We’ve spoken to experts across different areas of the industry to see where a vaccine – and even the possibility of a vaccine in the coming months – might lead to a major boost for travellers.

Still want to book?

If you are still itching to book, it might be worth working through our consumer champion Nick Trend’s checklist, first:

1. Can you secure the holiday with a low, or even a zero, deposit?

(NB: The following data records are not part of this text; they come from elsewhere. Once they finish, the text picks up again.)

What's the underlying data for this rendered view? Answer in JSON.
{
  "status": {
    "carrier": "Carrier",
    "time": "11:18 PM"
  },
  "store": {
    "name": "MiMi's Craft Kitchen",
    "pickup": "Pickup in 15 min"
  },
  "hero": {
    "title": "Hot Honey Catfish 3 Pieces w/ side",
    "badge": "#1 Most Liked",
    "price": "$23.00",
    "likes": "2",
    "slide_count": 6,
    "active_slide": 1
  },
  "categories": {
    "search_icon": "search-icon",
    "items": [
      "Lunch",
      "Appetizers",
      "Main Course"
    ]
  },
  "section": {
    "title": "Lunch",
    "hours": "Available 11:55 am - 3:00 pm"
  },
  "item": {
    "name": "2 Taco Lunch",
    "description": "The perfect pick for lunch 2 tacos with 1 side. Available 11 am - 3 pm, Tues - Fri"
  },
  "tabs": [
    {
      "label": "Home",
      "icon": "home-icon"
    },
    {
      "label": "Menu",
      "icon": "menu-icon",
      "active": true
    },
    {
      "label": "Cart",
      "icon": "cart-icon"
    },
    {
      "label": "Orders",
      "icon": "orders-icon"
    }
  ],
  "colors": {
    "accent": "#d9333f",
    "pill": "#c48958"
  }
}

If so, double-check the booking conditions: the small print for some arrangements may only require a small amount upfront but still commits you to higher cancellation charges if you decide not to go ahead.

2. What is the company’s cancellation policy?

Many airlines and operators are now offering much more flexible booking conditions and free postponements. BA, for example, is allowing new bookers to change dates and destination without incurring a fee, although you will need to pay any difference in price. This applies to journeys that are due to have been completed by Aug 31 2021.

3. Will your money be financially secure?

Very few travel companies are on a strong financial footing and some might not make it into next summer. So make sure you book with an Atol-protected tour operator or agent. If booking directly with an airline, make sure your travel insurance includes cover for financial failure, or pay with a credit card – ensuring a refund if the carrier collapses. If you book directly with a company based abroad, it may be very hard to get a refund if it goes out of business or your holiday is cancelled.